Scientific classification
- Kingdom: Animalia
- Phylum: Chordata
- Class: Actinopterygii
- Division: Teleostei
- Order: Perciformes
- Family: Percidae
- Genus: Etheostoma
- Species: E. moorei
- Binomial name: Etheostoma moorei Raney & Suttkus, 1964

= Yellowcheek darter =

- Authority: Raney & Suttkus, 1964
- Conservation status: EN

Species of fish

The yellowcheek darter (Etheostoma moorei) is a species of freshwater ray-finned fish, a darter from the subfamily Etheostomatinae, part of the family Percidae, which also contains the perches, ruffes and pikeperches.
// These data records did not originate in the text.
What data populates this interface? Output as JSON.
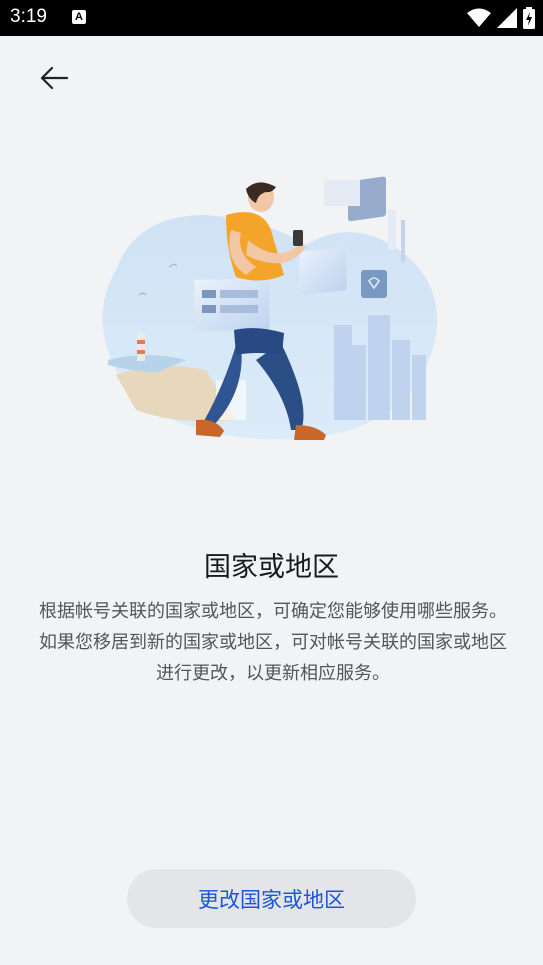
{
  "status_bar": {
    "time": "3:19",
    "notification_icon": "A",
    "icons": [
      "wifi-icon",
      "signal-icon",
      "battery-charging-icon"
    ]
  },
  "header": {
    "back_icon": "back-arrow-icon"
  },
  "main": {
    "illustration": "person-walking-with-phone-illustration",
    "title": "国家或地区",
    "description": "根据帐号关联的国家或地区，可确定您能够使用哪些服务。如果您移居到新的国家或地区，可对帐号关联的国家或地区进行更改，以更新相应服务。"
  },
  "footer": {
    "change_button_label": "更改国家或地区"
  },
  "colors": {
    "accent": "#1a56d6",
    "background": "#f1f3f5"
  }
}
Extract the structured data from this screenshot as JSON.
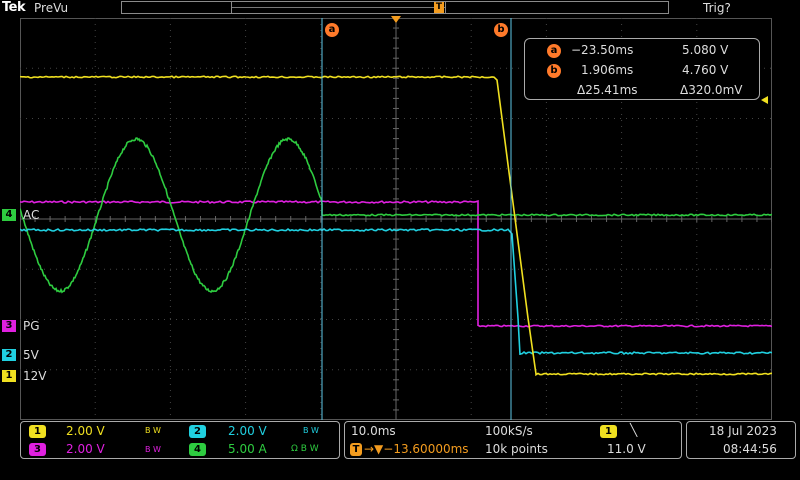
{
  "header": {
    "brand": "Tek",
    "mode": "PreVu",
    "trigger_status": "Trig?",
    "trigger_marker": "T"
  },
  "channels": [
    {
      "number": "4",
      "label": "AC",
      "color": "#2ecc40"
    },
    {
      "number": "3",
      "label": "PG",
      "color": "#e020e0"
    },
    {
      "number": "2",
      "label": "5V",
      "color": "#20d0e0"
    },
    {
      "number": "1",
      "label": "12V",
      "color": "#f0e020"
    }
  ],
  "cursors": {
    "a_label": "a",
    "b_label": "b",
    "a_time": "−23.50ms",
    "a_value": "5.080 V",
    "b_time": "1.906ms",
    "b_value": "4.760 V",
    "delta_time": "Δ25.41ms",
    "delta_value": "Δ320.0mV"
  },
  "bottom": {
    "ch1": {
      "num": "1",
      "scale": "2.00 V",
      "bw": "B W"
    },
    "ch2": {
      "num": "2",
      "scale": "2.00 V",
      "bw": "B W"
    },
    "ch3": {
      "num": "3",
      "scale": "2.00 V",
      "bw": "B W"
    },
    "ch4": {
      "num": "4",
      "scale": "5.00 A",
      "bw": "Ω B W"
    },
    "timebase": "10.0ms",
    "sample_rate": "100kS/s",
    "delay": "→▼−13.60000ms",
    "record_length": "10k points",
    "trigger_source": "1",
    "trigger_slope": "╲",
    "trigger_level": "11.0 V",
    "date": "18 Jul  2023",
    "time": "08:44:56"
  },
  "colors": {
    "ch1": "#f0e020",
    "ch2": "#20d0e0",
    "ch3": "#e020e0",
    "ch4": "#2ecc40",
    "cursor": "#ff7a2a",
    "trigger": "#f39c1f"
  }
}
It is endemic to the eastern United States where it is only known to occur in the state of Arkansas in the Little Red River. It inhabits medium-sized and smaller rivers in rocky riffles with strong current. This species can reach a length of 7.2 cm TL though most only reach about 4.9 cm.

In July 2010, the United States Fish and Wildlife Service proposed the yellowcheek darter for endangered status. The fish is a federally listed endangered species of the United States, effective September 8, 2011.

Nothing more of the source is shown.